We took it up the Pyrenees in France last year, Col de Tourmalette, it struggled and over heated. 
Am I expecting too much?
There is space and a bracket to fix a second fan on the radiator, I could operate this via a manual switch on the dash board, would two fans help the over heating problem?
Has anyone out there experienced a similar problem?
Any advice welcomed.
many thanks
Steven


----------



## lewi (Dec 15, 2006)

my 1996 hymer 544 has two fans fitted and it runs cool 
dave


----------



## davesport (Nov 12, 2006)

If part of your cooling system is'nt working properly simply putting another fan is'nt going to help. It is possible to cause engine damage through overheating. IE warping the cylinder head or damaging the cylinder head gasket, to name but a couple.

I think you need to investigate what you've got a little further to satisfy yourself that all is well. 

Things to check (In no specific order)

Is the existing fan blowing in the correct direction ? IE same way as ambient airflow.

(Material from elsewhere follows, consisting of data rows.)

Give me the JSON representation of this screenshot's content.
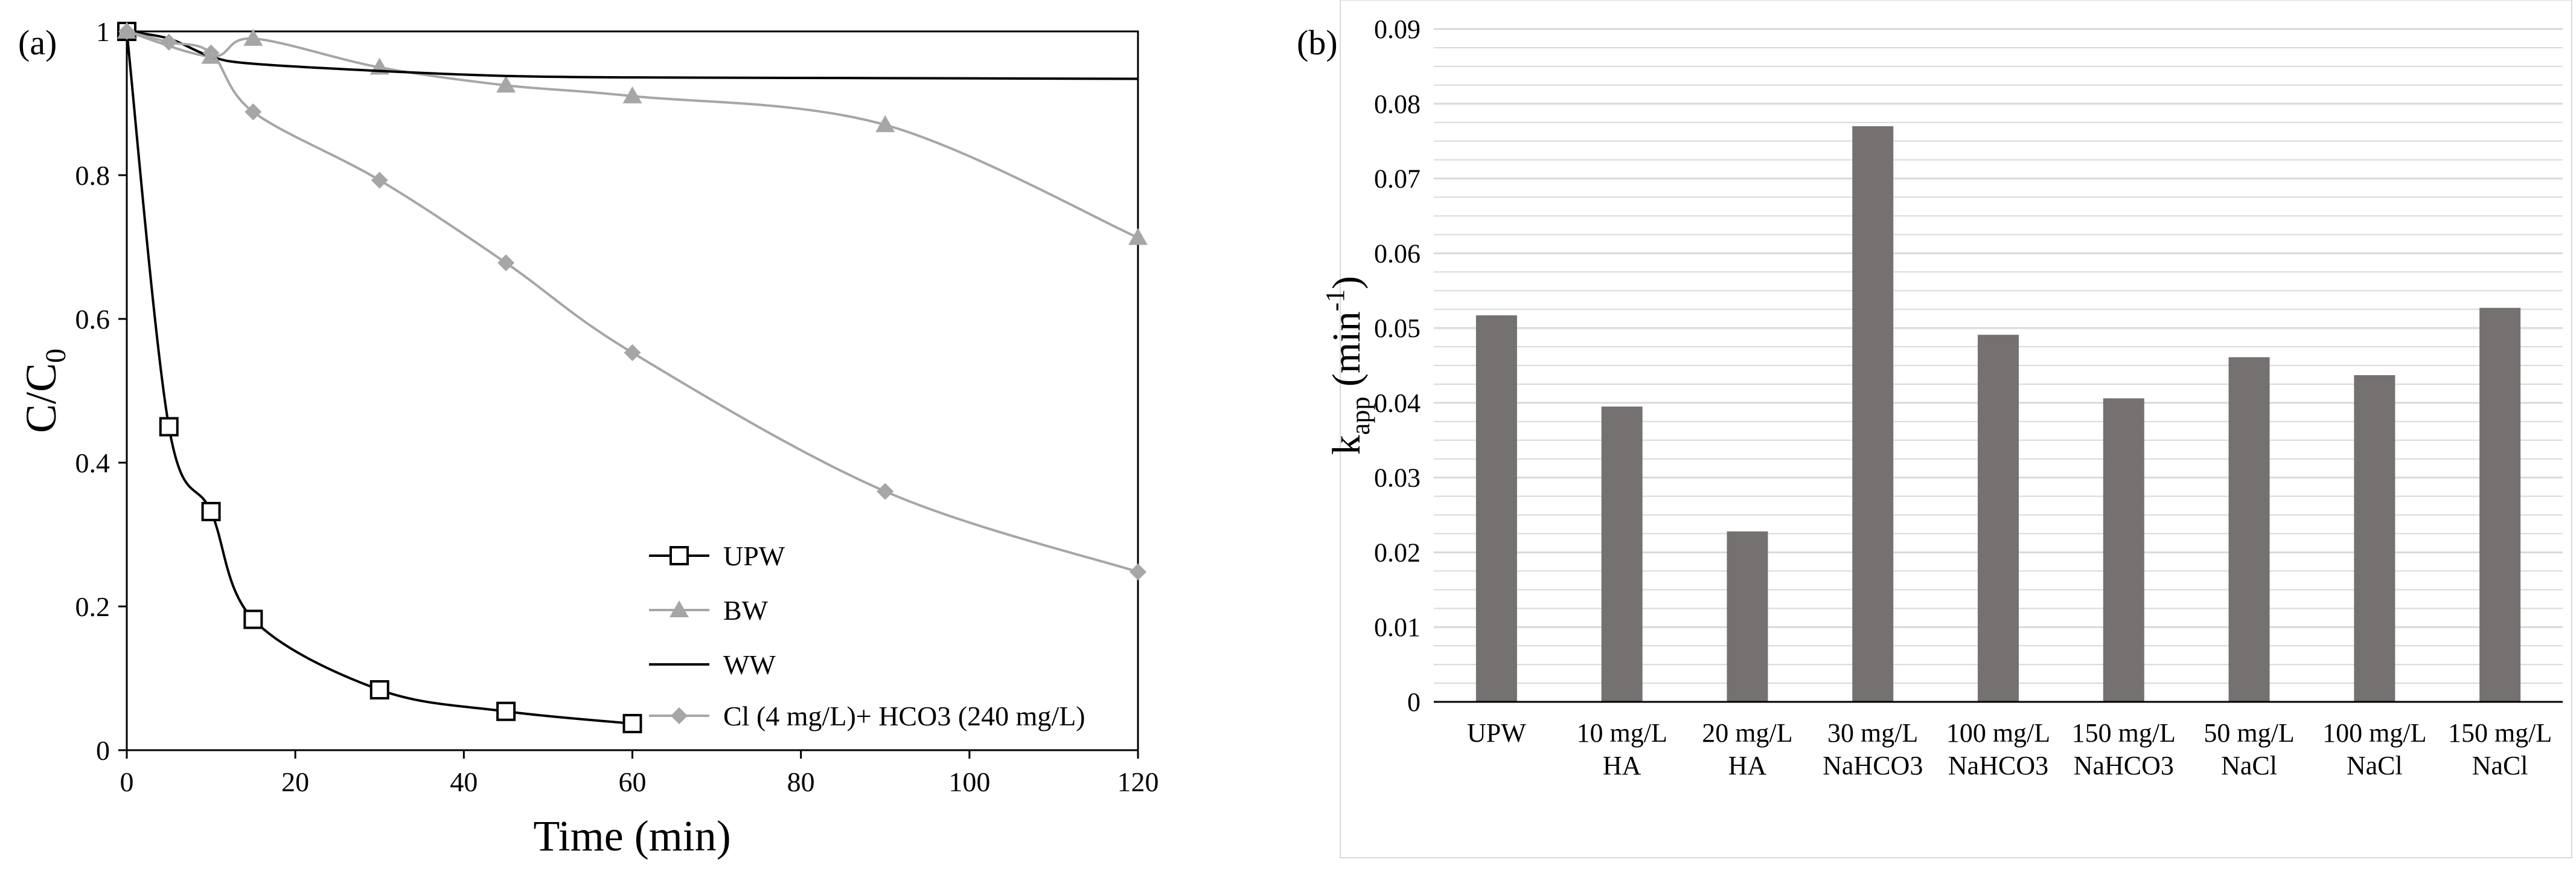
{
  "colors": {
    "axis": "#000000",
    "grid": "#d9d9d9",
    "upw": "#000000",
    "bw": "#a6a6a6",
    "ww": "#000000",
    "clhco3": "#a6a6a6",
    "bar": "#767171"
  },
  "chart_data": [
    {
      "type": "line",
      "panel_label": "(a)",
      "xlabel": "Time (min)",
      "ylabel": {
        "main": "C/C",
        "sub": "0"
      },
      "xlim": [
        0,
        120
      ],
      "ylim": [
        0,
        1
      ],
      "xticks": [
        0,
        20,
        40,
        60,
        80,
        100,
        120
      ],
      "yticks": [
        0,
        0.2,
        0.4,
        0.6,
        0.8,
        1
      ],
      "ytick_labels": [
        "0",
        "0.2",
        "0.4",
        "0.6",
        "0.8",
        "1"
      ],
      "series": [
        {
          "name": "UPW",
          "marker": "square-open",
          "color_key": "upw",
          "x": [
            0,
            5,
            10,
            15,
            30,
            45,
            60
          ],
          "y": [
            1,
            0.45,
            0.332,
            0.182,
            0.084,
            0.054,
            0.037
          ]
        },
        {
          "name": "BW",
          "marker": "triangle",
          "color_key": "bw",
          "x": [
            0,
            10,
            15,
            30,
            45,
            60,
            90,
            120
          ],
          "y": [
            1,
            0.965,
            0.99,
            0.95,
            0.925,
            0.91,
            0.87,
            0.713
          ]
        },
        {
          "name": "WW",
          "marker": "none",
          "color_key": "ww",
          "x": [
            0,
            5,
            10,
            15,
            30,
            45,
            60,
            90,
            120
          ],
          "y": [
            1,
            0.99,
            0.965,
            0.955,
            0.945,
            0.938,
            0.936,
            0.935,
            0.934
          ]
        },
        {
          "name": "Cl (4 mg/L)+ HCO3 (240 mg/L)",
          "marker": "diamond",
          "color_key": "clhco3",
          "x": [
            0,
            5,
            10,
            15,
            30,
            45,
            60,
            90,
            120
          ],
          "y": [
            1,
            0.985,
            0.97,
            0.888,
            0.793,
            0.678,
            0.553,
            0.36,
            0.248
          ]
        }
      ],
      "legend_position": "bottom-right"
    },
    {
      "type": "bar",
      "panel_label": "(b)",
      "ylabel": {
        "main": "k",
        "sub": "app",
        "unit_pre": " (min",
        "unit_sup": "-1",
        "unit_post": ")"
      },
      "ylim": [
        0,
        0.09
      ],
      "yticks": [
        0,
        0.01,
        0.02,
        0.03,
        0.04,
        0.05,
        0.06,
        0.07,
        0.08,
        0.09
      ],
      "ytick_labels": [
        "0",
        "0.01",
        "0.02",
        "0.03",
        "0.04",
        "0.05",
        "0.06",
        "0.07",
        "0.08",
        "0.09"
      ],
      "categories": [
        [
          "UPW"
        ],
        [
          "10 mg/L",
          "HA"
        ],
        [
          "20 mg/L",
          "HA"
        ],
        [
          "30 mg/L",
          "NaHCO3"
        ],
        [
          "100 mg/L",
          "NaHCO3"
        ],
        [
          "150 mg/L",
          "NaHCO3"
        ],
        [
          "50 mg/L",
          "NaCl"
        ],
        [
          "100 mg/L",
          "NaCl"
        ],
        [
          "150 mg/L",
          "NaCl"
        ]
      ],
      "values": [
        0.0517,
        0.0395,
        0.0228,
        0.077,
        0.0491,
        0.0406,
        0.0461,
        0.0437,
        0.0527
      ],
      "grid": true
    }
  ]
}
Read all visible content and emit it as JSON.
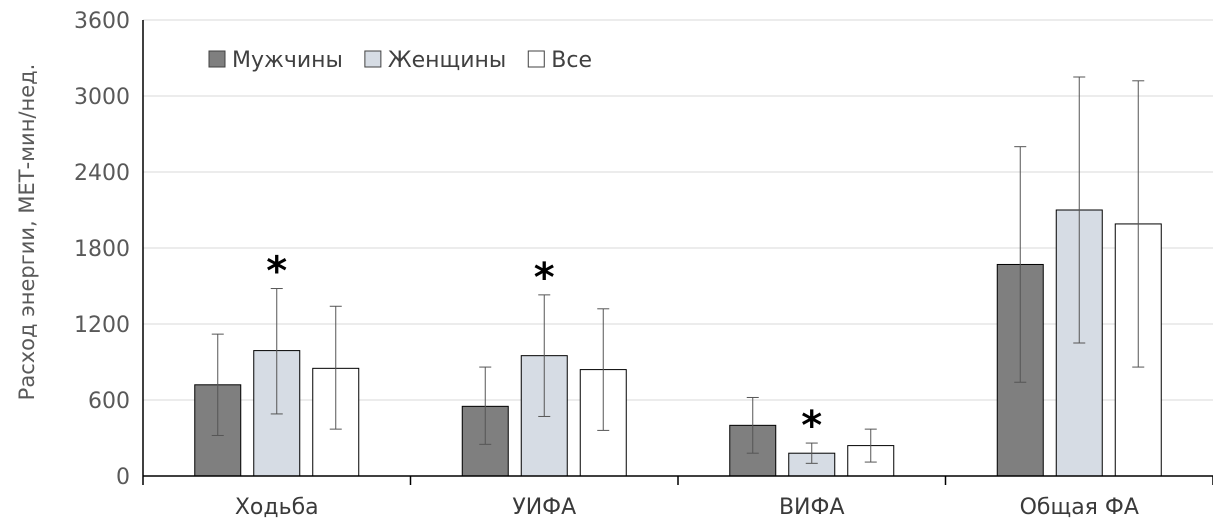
{
  "chart_data": {
    "type": "bar",
    "ylabel": "Расход энергии, МЕТ-мин/нед.",
    "xlabel": "",
    "ylim": [
      0,
      3600
    ],
    "yticks": [
      "0",
      "600",
      "1200",
      "1800",
      "2400",
      "3000",
      "3600"
    ],
    "categories": [
      "Ходьба",
      "УИФА",
      "ВИФА",
      "Общая ФА"
    ],
    "grid": true,
    "legend_position": "top-left",
    "significance_marker": "*",
    "significant": [
      [
        false,
        true,
        false
      ],
      [
        false,
        true,
        false
      ],
      [
        false,
        true,
        false
      ],
      [
        false,
        false,
        false
      ]
    ],
    "series": [
      {
        "name": "Мужчины",
        "color": "#7f7f7f",
        "values": [
          720,
          550,
          400,
          1670
        ],
        "error_low": [
          320,
          250,
          180,
          740
        ],
        "error_high": [
          1120,
          860,
          620,
          2600
        ]
      },
      {
        "name": "Женщины",
        "color": "#d6dce4",
        "values": [
          990,
          950,
          180,
          2100
        ],
        "error_low": [
          490,
          470,
          100,
          1050
        ],
        "error_high": [
          1480,
          1430,
          260,
          3150
        ]
      },
      {
        "name": "Все",
        "color": "#ffffff",
        "values": [
          850,
          840,
          240,
          1990
        ],
        "error_low": [
          370,
          360,
          110,
          860
        ],
        "error_high": [
          1340,
          1320,
          370,
          3120
        ]
      }
    ]
  }
}
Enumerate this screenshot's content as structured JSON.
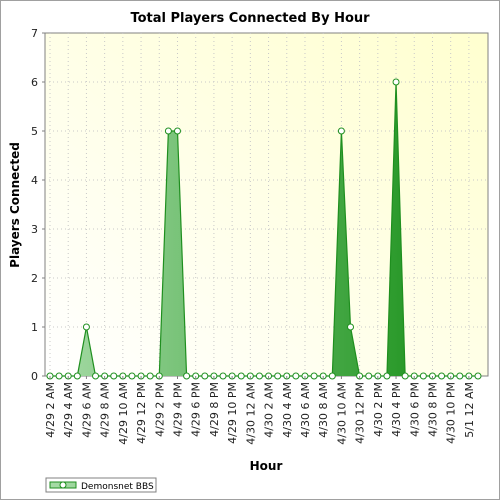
{
  "chart_data": {
    "type": "area",
    "title": "Total Players Connected By Hour",
    "xlabel": "Hour",
    "ylabel": "Players Connected",
    "ylim": [
      0,
      7
    ],
    "yticks": [
      "0",
      "1",
      "2",
      "3",
      "4",
      "5",
      "6",
      "7"
    ],
    "grid": true,
    "legend_position": "bottom-left",
    "x_tick_labels": [
      "4/29 2 AM",
      "4/29 4 AM",
      "4/29 6 AM",
      "4/29 8 AM",
      "4/29 10 AM",
      "4/29 12 PM",
      "4/29 2 PM",
      "4/29 4 PM",
      "4/29 6 PM",
      "4/29 8 PM",
      "4/29 10 PM",
      "4/30 12 AM",
      "4/30 2 AM",
      "4/30 4 AM",
      "4/30 6 AM",
      "4/30 8 AM",
      "4/30 10 AM",
      "4/30 12 PM",
      "4/30 2 PM",
      "4/30 4 PM",
      "4/30 6 PM",
      "4/30 8 PM",
      "4/30 10 PM",
      "5/1 12 AM"
    ],
    "series": [
      {
        "name": "Demonsnet BBS",
        "color": "#1f8f1f",
        "values": [
          0,
          0,
          0,
          0,
          1,
          0,
          0,
          0,
          0,
          0,
          0,
          0,
          0,
          5,
          5,
          0,
          0,
          0,
          0,
          0,
          0,
          0,
          0,
          0,
          0,
          0,
          0,
          0,
          0,
          0,
          0,
          0,
          5,
          1,
          0,
          0,
          0,
          0,
          6,
          0,
          0,
          0,
          0,
          0,
          0,
          0,
          0,
          0
        ]
      }
    ]
  },
  "colors": {
    "plot_bg_light": "#ffffcf",
    "line": "#1f8f1f",
    "area_light": "#9ed69e",
    "area_dark": "#129312"
  }
}
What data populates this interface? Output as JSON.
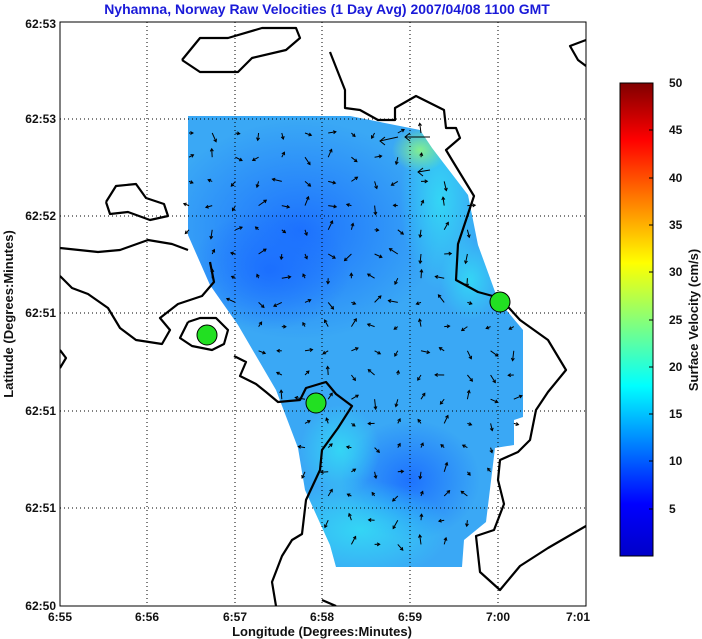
{
  "title": "Nyhamna, Norway Raw Velocities (1 Day Avg) 2007/04/08 1100 GMT",
  "x_axis": {
    "label": "Longitude (Degrees:Minutes)",
    "ticks": [
      "6:55",
      "6:56",
      "6:57",
      "6:58",
      "6:59",
      "7:00",
      "7:01"
    ]
  },
  "y_axis": {
    "label": "Latitude (Degrees:Minutes)",
    "ticks": [
      "62:50",
      "62:51",
      "62:51",
      "62:51",
      "62:52",
      "62:53",
      "62:53"
    ]
  },
  "colorbar": {
    "label": "Surface Velocity (cm/s)",
    "ticks": [
      "5",
      "10",
      "15",
      "20",
      "25",
      "30",
      "35",
      "40",
      "45",
      "50"
    ],
    "range": [
      0,
      50
    ],
    "colormap": "jet",
    "colors": [
      "#00008f",
      "#0000ff",
      "#00ffff",
      "#ffff00",
      "#ff0000",
      "#800000"
    ]
  },
  "grid": "dotted",
  "coastline_color": "#000000",
  "site_marker_color": "#22e022",
  "vector_color": "#000000",
  "site_markers_count": 3
}
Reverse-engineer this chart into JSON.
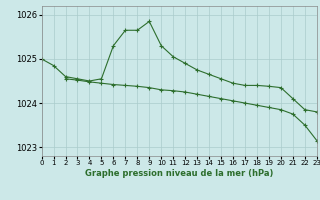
{
  "line1_x": [
    0,
    1,
    2,
    3,
    4,
    5,
    6,
    7,
    8,
    9,
    10,
    11,
    12,
    13,
    14,
    15,
    16,
    17,
    18,
    19,
    20,
    21,
    22,
    23
  ],
  "line1_y": [
    1025.0,
    1024.85,
    1024.6,
    1024.55,
    1024.5,
    1024.55,
    1025.3,
    1025.65,
    1025.65,
    1025.85,
    1025.3,
    1025.05,
    1024.9,
    1024.75,
    1024.65,
    1024.55,
    1024.45,
    1024.4,
    1024.4,
    1024.38,
    1024.35,
    1024.1,
    1023.85,
    1023.8
  ],
  "line2_x": [
    2,
    3,
    4,
    5,
    6,
    7,
    8,
    9,
    10,
    11,
    12,
    13,
    14,
    15,
    16,
    17,
    18,
    19,
    20,
    21,
    22,
    23
  ],
  "line2_y": [
    1024.55,
    1024.52,
    1024.48,
    1024.45,
    1024.42,
    1024.4,
    1024.38,
    1024.35,
    1024.3,
    1024.28,
    1024.25,
    1024.2,
    1024.15,
    1024.1,
    1024.05,
    1024.0,
    1023.95,
    1023.9,
    1023.85,
    1023.75,
    1023.5,
    1023.15
  ],
  "bg_color": "#cce8e8",
  "grid_color": "#aacccc",
  "line_color": "#2d6e2d",
  "xlabel": "Graphe pression niveau de la mer (hPa)",
  "xlim": [
    0,
    23
  ],
  "ylim": [
    1022.8,
    1026.2
  ],
  "yticks": [
    1023,
    1024,
    1025,
    1026
  ],
  "xticks": [
    0,
    1,
    2,
    3,
    4,
    5,
    6,
    7,
    8,
    9,
    10,
    11,
    12,
    13,
    14,
    15,
    16,
    17,
    18,
    19,
    20,
    21,
    22,
    23
  ],
  "ytick_fontsize": 6,
  "xtick_fontsize": 5
}
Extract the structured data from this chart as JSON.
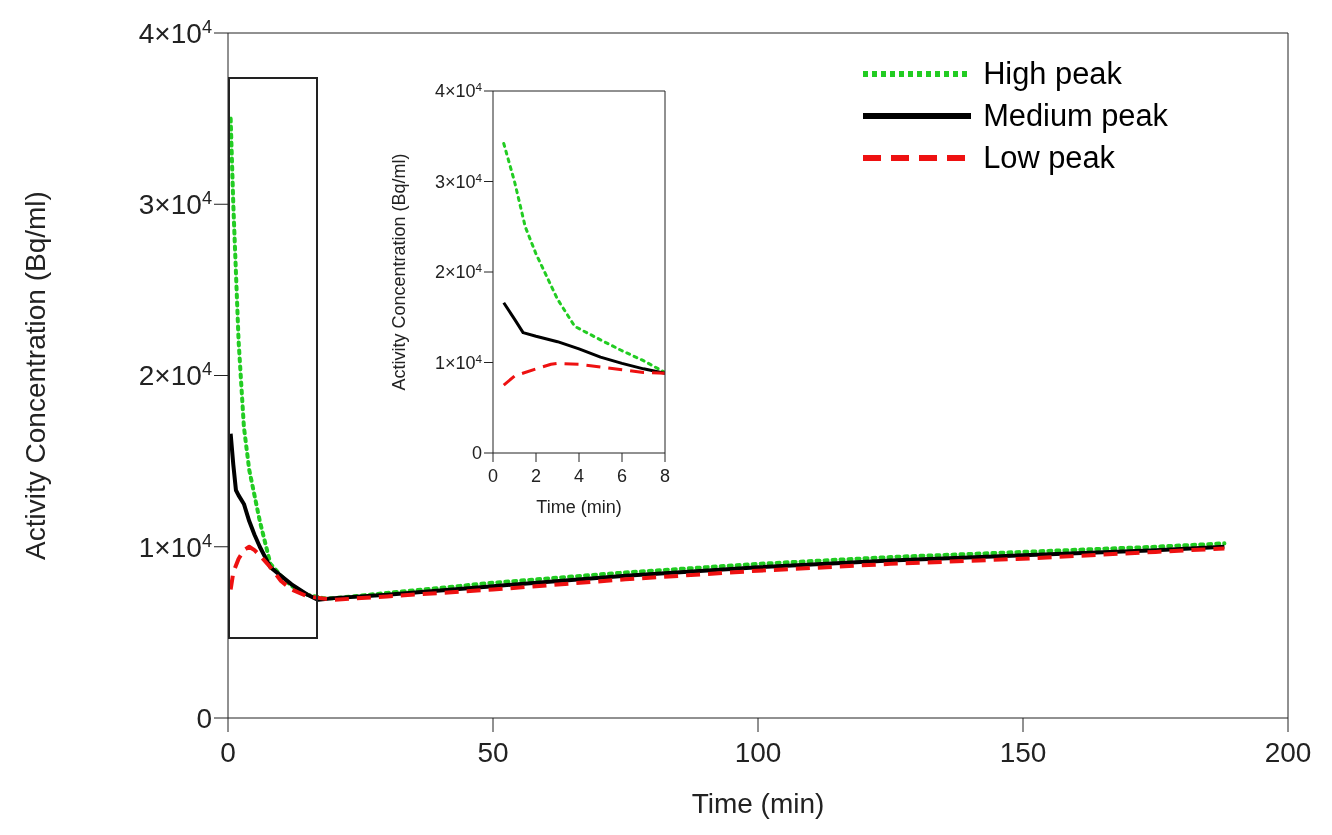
{
  "chart_data": [
    {
      "type": "line",
      "xlabel": "Time (min)",
      "ylabel": "Activity Concentration (Bq/ml)",
      "xlim": [
        0,
        200
      ],
      "xticks": [
        0,
        50,
        100,
        150,
        200
      ],
      "ylim": [
        0,
        40000
      ],
      "yticks": [
        0,
        {
          "value": 10000,
          "label": "1×10$^{4}$"
        },
        {
          "value": 20000,
          "label": "2×10$^{4}$"
        },
        {
          "value": 30000,
          "label": "3×10$^{4}$"
        },
        {
          "value": 40000,
          "label": "4×10$^{4}$"
        }
      ],
      "legend": "top right",
      "marker": "none",
      "grid": false,
      "series": [
        {
          "name": "High peak",
          "color": "#22cc22",
          "line_style": "dotted",
          "x": [
            0.5,
            1,
            2,
            3,
            4,
            5,
            6,
            8,
            10,
            12,
            15,
            18,
            20,
            30,
            50,
            75,
            100,
            125,
            150,
            175,
            188
          ],
          "values": [
            35000,
            30000,
            22000,
            17000,
            14500,
            13000,
            11500,
            9000,
            8300,
            7700,
            7200,
            7000,
            7000,
            7300,
            7900,
            8500,
            9000,
            9400,
            9700,
            10000,
            10200
          ]
        },
        {
          "name": "Medium peak",
          "color": "#000000",
          "line_style": "solid",
          "x": [
            0.5,
            1,
            1.5,
            2,
            3,
            4,
            5,
            6,
            8,
            10,
            12,
            15,
            17,
            20,
            30,
            50,
            75,
            100,
            125,
            150,
            175,
            188
          ],
          "values": [
            16600,
            14800,
            13300,
            13000,
            12500,
            11500,
            10700,
            10000,
            8800,
            8300,
            7800,
            7200,
            6900,
            7000,
            7200,
            7700,
            8300,
            8800,
            9200,
            9500,
            9800,
            10000
          ]
        },
        {
          "name": "Low peak",
          "color": "#ee1111",
          "line_style": "dashed",
          "x": [
            0.5,
            1,
            2,
            3,
            4,
            5,
            6,
            8,
            10,
            12,
            15,
            20,
            30,
            50,
            75,
            100,
            125,
            150,
            175,
            188
          ],
          "values": [
            7500,
            8500,
            9300,
            9800,
            10000,
            9800,
            9500,
            8800,
            8000,
            7500,
            7100,
            6900,
            7100,
            7500,
            8100,
            8600,
            9000,
            9300,
            9700,
            9900
          ]
        }
      ]
    },
    {
      "type": "line",
      "xlabel": "Time (min)",
      "ylabel": "Activity Concentration (Bq/ml)",
      "xlim": [
        0,
        8
      ],
      "xticks": [
        0,
        2,
        4,
        6,
        8
      ],
      "ylim": [
        0,
        40000
      ],
      "yticks": [
        0,
        {
          "value": 10000,
          "label": "1×10$^{4}$"
        },
        {
          "value": 20000,
          "label": "2×10$^{4}$"
        },
        {
          "value": 30000,
          "label": "3×10$^{4}$"
        },
        {
          "value": 40000,
          "label": "4×10$^{4}$"
        }
      ],
      "marker": "none",
      "grid": false,
      "series": [
        {
          "color": "#22cc22",
          "line_style": "dotted",
          "x": [
            0.5,
            1,
            1.5,
            2,
            3,
            3.8,
            5,
            6,
            7,
            8
          ],
          "values": [
            34200,
            30000,
            25000,
            22000,
            17000,
            14000,
            12500,
            11300,
            10200,
            8900
          ]
        },
        {
          "color": "#000000",
          "line_style": "solid",
          "x": [
            0.5,
            1,
            1.4,
            2,
            3,
            4,
            5,
            6,
            7,
            8
          ],
          "values": [
            16600,
            14800,
            13300,
            12900,
            12300,
            11500,
            10600,
            9900,
            9300,
            8800
          ]
        },
        {
          "color": "#ee1111",
          "line_style": "dashed",
          "x": [
            0.5,
            1,
            2,
            2.7,
            3,
            4,
            5,
            6,
            7,
            8
          ],
          "values": [
            7500,
            8500,
            9300,
            9800,
            9900,
            9800,
            9500,
            9200,
            8900,
            8800
          ]
        }
      ]
    }
  ]
}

Your coolant channels in the block & rad could be clogged due to running without antifreeze. Antifreeze is often neglected, but it also contains an anti corrosion package. There may be anti freeze in there now but this may not always have been the case.

Is the thermostat functioning correctly ? Is the coolant bypass loop open & flowing coolant ?

Is the coolant sytem pressurising ? The sytem relies on pressurisation to raise the boiling point of the coolant.

There are too many imponderables to be specific. It may be a simple fault to track down but you'll have to get your hands dirty  

Good luck in your quest. D.


----------



## weldted (May 1, 2005)

*hymer running hot*

Hi your Hymer should have two fans fitted as standard on that year model
they are controlled by a two stage thermostatic switch that will turn on one then if required the second one. they are both identical in size. have you checked that there is not, given the age of the van some contamination by oil that may have been building up over the years and muck sticks to it reducing the air flow through the rad. Previous comments I know but is the cooling water clean other than the colour of the antifreeze, is the pressure cap the correct pressure and in good condition, are the hoses ok check the bottom one, again it subject to contamination and may have gone soft and collapsing inwards reducing the flow good luck


----------